Les
In-entendus
Sébastien Bournac - Anne Lefèvre
Festival de théâtre de Figeac | 19 juillet 2021.
APÉRO-RENCONTRE AVEC SÉBASTIEN BOURNAC,
Caroline Chausson et les comédien.nes de l'Atelier Cité du ThéâtredelaCité - CDN Toulouse Occitanie.

Je vous livre l'impromptu que j'ai partagé en introduction de cet apéro-rencontre.

Aujourd’hui, en accueillant Sébastien Bournac et ses équipières et équipiers, je voudrais rendre hommage aux cheffes et chefs de troupe, aux cheffes et chefs de maisons, aux directeurs et directrices de « maisons de théâtre, de maisons d’arts vivants.
En ces temps où il est de bon ton de casser du chef de maison – parfois au sein même des équipes, le chef n'est-il pas, par principe, toujours mauvais – je voudrais remercier les cheffes et chefs de troupe qui animent - à la force de leur âme et de leurs poignets, à la force de leur conviction humaniste les plus éprouvées - des maisons de théâtre et de festivals où il nous fait bon vivre.

Aujourd’hui nous accueillons le chef de troupe et de maison de théâtre Sébastien Bournac.
Sébastien Bournac, c’est
l’amour des textes
l’amour du théâtre
l’amour des artistes
l’amour du public
l’amour de la montagne,
je ne parle pas ici de l’amour de douces « collinettes » accessibles aux moins exercés d’entre nous, non ni de plateaux aimables que je pourrais moi-même atteindre, non non je parle de l’amour de la marche longue solitaire sur des pentes ardues, jusqu’aux sommets les plus âpres depuis lesquels soudain un autre accès au monde nous saisit.

Vertige des lacs gelés et des glaciers inquiets, communion avec des paysages fascinants, comme venus d'un autre monde, vertige des sentes ardues, des passages sur-étroits, des glissades à éviter.

Marcher des heures durant

--- un pas
--- puis un pas
--- puis un pas
Chaque pas tu le décides, tu l'évalues
- poursuivre ou régresser -
tu avances au rythme de celui qui sait
que le chemin est long et rude
et exigeant
et éternellement captivant
tu sais que le chemin est chemin
se lancer
avancer vers
viser loin
là-haut plus près
- plus près des étoiles
accepter l’effort
tu sais que ce sera difficile fatiguant épuisant
tu sais les risques d’orage

tu ne partiras pas sans consulter les oracles des pluies et des vents furieux

tu n’es pas suicidaire
tu aimes
tu es gourmand d’espace puissant, délivré de l’emprise des marchands qui optimisent, rationnalisent, confondent, aseptisent pour mieux nous ponctionner, pour mieux nous gommer, pour mieux nous standardiser, pour mieux nous décérébrer.
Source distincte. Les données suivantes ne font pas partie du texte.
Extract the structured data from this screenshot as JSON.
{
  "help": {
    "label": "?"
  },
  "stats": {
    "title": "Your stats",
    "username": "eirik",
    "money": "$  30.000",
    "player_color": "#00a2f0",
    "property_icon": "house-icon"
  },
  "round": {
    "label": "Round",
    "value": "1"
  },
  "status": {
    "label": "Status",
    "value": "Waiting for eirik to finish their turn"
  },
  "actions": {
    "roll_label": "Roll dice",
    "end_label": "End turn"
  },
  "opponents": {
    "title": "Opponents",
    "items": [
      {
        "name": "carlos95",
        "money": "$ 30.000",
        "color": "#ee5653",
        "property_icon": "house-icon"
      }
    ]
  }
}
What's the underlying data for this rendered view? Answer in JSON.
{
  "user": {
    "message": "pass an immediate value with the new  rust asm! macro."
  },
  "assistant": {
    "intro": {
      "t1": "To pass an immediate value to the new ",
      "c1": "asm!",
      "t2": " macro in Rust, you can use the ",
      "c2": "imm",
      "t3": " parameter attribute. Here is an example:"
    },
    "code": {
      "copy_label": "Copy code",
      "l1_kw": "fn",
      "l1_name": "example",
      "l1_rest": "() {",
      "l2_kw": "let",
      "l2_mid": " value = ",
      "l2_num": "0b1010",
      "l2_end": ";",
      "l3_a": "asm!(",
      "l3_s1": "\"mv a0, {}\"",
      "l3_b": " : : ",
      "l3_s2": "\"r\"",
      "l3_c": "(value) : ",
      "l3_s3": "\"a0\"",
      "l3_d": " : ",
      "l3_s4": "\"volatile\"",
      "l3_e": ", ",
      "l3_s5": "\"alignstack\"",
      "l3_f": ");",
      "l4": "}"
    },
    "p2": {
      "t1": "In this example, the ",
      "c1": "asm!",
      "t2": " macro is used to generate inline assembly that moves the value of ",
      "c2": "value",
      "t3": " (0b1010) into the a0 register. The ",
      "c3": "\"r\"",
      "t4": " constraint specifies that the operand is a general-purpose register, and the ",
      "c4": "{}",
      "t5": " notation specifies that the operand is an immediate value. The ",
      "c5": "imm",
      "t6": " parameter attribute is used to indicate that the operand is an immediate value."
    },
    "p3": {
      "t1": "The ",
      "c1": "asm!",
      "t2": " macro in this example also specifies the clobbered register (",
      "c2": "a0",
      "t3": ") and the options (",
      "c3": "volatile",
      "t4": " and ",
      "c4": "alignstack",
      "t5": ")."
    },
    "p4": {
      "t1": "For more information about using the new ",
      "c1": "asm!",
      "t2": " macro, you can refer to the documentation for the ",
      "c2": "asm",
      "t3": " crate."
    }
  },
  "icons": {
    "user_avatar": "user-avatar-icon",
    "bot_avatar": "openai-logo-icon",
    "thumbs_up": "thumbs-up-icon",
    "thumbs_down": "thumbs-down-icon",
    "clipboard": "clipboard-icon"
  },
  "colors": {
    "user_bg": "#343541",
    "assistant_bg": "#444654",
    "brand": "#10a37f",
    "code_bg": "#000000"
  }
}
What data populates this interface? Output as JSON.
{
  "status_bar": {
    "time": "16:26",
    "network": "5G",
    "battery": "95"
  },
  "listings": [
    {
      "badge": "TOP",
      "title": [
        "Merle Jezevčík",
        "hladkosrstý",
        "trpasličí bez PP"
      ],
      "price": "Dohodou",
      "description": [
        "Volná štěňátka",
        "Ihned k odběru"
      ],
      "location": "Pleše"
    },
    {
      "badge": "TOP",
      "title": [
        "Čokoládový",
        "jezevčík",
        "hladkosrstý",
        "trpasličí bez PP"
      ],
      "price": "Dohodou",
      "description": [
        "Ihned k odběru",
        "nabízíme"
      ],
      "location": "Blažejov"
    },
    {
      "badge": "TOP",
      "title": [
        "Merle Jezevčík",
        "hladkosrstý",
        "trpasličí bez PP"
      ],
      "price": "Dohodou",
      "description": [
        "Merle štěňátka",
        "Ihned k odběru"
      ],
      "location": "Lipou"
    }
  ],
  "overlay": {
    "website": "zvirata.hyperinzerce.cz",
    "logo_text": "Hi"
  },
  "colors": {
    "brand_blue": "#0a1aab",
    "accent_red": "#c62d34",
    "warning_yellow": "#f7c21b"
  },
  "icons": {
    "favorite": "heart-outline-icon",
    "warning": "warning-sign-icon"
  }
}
Tout le contraire de ton œuvre. Tout le contraire de pourquoi tu marches.

le premier pas posé
la décision du premier pas vers le sommet envisagé
avancer au rythme d’un mulet, en corps à corps avec la pierre instable, au milieu des épines, dans l’éblouissement des fougères et des orchidées sauvages,
et des heures plus tard, le mirage d’un lac gelée.

S’y jeter l’embrasser. S’y glacer. S’y réchauffer.
Communier avec l’origine et l’éternité.
Reprendre la marche.
Crapahuter en compagnie des marmottes et des myrtilles, de la fatigue accumulée et de l’appel à se ressourcer,
juste muni de soi.

Sébastien Bournac, c’est un gourmet de haut vol.
Gourmet, définition du Petit Robert : Personne qui apprécie le raffinement en matière de boire et de manger.
Sébastien Bournac est un gourmet exquis.
Un amoureux de chère fine qui s’émerveille d’un émerveillement toujours renouvelé, toujours à neuf devant le sublime le bon et le goûteux, devant l’exceptionnelle saveur d’un alliage encore inconnu savamment réussi, devant un équilibre de saveurs jamais encore éprouvé.
Ah la joie quasi religieuse, sacrée de nos repas une fois l’an chez un chef désiré.

Sébastien Bournac, c’est un homme de théâtre, un metteur en scène, un directeur de troupe, un directeur de compagnie - la Compagnie Tabula Rasa et aussi (et combien) un directeur de théâtre (Théâtre Sorano (Toulouse).
Et toutes ces fonctions - d’aucuns diraient toutes ces casquettes - se tricotent fort naturellement – comme les ingrédients d’un plat réussi.

Sébastien Bournac, c’est l’heureuse inquiétude de convoquer des œuvres qui convoquent le vivant. Des œuvres qui nous augmentent au vivant aussi sûrement qu’un dîner élaboré avec talent et amour.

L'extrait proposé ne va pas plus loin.